9 More International Cottages Planned For Balboa Park
The city of San Diego's Planning Commission gave initial approval Thursday to a proposal to build international cottages for nine additional countries in Balboa Park.
The commissioners voted 5-0 to begin the process of amending planning documents for Balboa Park as a whole and, more specifically, its Central Mesa area. Charles Daniels, a park planner for the city, said it could take as long as one year for the cottages plan to get through all of the regulatory hurdles and construction to begin.
The park currently has 19 cottages for various countries in a village area south of the Spreckels Organ Pavilion. Three more would be built in a grassy area near the pavilion, and the other six would be placed in an unused spot at the opposite end of the cottages.
The expansion of the cottage area is "long, long, long overdue," commission Chairman Tim Golba said.
One the countries that would receive a cottage is Mexico, which would culminate a 20-year dream, said Enrique Morones, a founder of the House of Mexico. He said that in the 1990s, he was looking for a place at the park to hold a celebration for Mexican Independence Day and it had to be held in the House of Sweden.
"The houses that are there today are San Diego's yesteryear," Morones said. "The nine houses that want to have houses today are San Diego today. We are who San Diego is today, the communities of color, the diversity that you see with the houses that being considered."
He subsequently founded the House of Mexico, which — with several other countries — shared display space in the Hall of Nations.
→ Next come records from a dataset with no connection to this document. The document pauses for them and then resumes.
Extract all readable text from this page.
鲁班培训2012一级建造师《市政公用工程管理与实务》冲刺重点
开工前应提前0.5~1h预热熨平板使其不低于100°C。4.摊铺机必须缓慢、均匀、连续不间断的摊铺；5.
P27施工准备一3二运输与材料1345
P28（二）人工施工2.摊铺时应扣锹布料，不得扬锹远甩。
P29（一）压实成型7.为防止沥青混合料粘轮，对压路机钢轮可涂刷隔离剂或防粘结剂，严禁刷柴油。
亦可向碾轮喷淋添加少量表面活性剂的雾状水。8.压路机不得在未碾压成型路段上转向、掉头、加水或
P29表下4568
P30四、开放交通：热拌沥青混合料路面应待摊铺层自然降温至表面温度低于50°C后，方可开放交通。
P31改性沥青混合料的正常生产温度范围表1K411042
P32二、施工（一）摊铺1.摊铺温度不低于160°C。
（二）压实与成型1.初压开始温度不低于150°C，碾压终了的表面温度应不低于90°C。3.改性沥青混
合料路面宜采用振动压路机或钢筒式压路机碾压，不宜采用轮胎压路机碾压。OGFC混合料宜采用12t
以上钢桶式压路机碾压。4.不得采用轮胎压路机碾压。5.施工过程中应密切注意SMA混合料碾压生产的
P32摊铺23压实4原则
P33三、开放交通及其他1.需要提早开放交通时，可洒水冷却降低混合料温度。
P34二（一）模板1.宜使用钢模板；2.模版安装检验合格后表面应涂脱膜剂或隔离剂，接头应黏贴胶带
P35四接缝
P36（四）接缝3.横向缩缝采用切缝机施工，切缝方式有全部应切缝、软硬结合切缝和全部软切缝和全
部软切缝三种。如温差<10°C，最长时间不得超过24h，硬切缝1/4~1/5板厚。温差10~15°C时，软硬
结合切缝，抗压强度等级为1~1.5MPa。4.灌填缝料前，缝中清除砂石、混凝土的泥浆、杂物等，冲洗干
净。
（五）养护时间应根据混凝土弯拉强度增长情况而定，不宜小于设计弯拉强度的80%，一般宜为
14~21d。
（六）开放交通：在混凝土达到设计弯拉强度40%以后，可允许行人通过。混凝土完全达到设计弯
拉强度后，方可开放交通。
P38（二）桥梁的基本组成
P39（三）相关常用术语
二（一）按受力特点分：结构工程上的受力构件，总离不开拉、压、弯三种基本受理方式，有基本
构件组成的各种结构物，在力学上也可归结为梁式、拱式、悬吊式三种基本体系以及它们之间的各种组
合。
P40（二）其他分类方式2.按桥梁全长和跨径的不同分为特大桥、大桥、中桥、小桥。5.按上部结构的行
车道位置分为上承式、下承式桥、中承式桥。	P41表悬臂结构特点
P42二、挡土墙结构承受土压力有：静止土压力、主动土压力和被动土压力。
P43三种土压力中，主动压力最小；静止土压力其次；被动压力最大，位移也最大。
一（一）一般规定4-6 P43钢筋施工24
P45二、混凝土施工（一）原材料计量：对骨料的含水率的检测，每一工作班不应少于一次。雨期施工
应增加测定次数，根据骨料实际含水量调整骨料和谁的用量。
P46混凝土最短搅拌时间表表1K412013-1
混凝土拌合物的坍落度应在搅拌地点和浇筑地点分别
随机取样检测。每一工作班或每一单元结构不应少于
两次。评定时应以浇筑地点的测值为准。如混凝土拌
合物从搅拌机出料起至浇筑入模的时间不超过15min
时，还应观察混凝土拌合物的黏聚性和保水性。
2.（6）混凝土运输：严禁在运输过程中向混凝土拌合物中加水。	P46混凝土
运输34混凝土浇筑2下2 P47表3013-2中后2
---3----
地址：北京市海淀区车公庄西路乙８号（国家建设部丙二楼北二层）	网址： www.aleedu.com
That building, however, is undergoing a long-term renovation.
Besides Mexico, the nations on the list for new cottages are Colombia, India, Lebanon, Palestine, Panama, Peru, the Philippines and Turkey.
Commissioner Susan Peerson said the new countries that will have cottages will be great for "bringing in diversity and cultures, and an exchange of information and an exchange of knowledge, and just getting to know other people and hearing their history."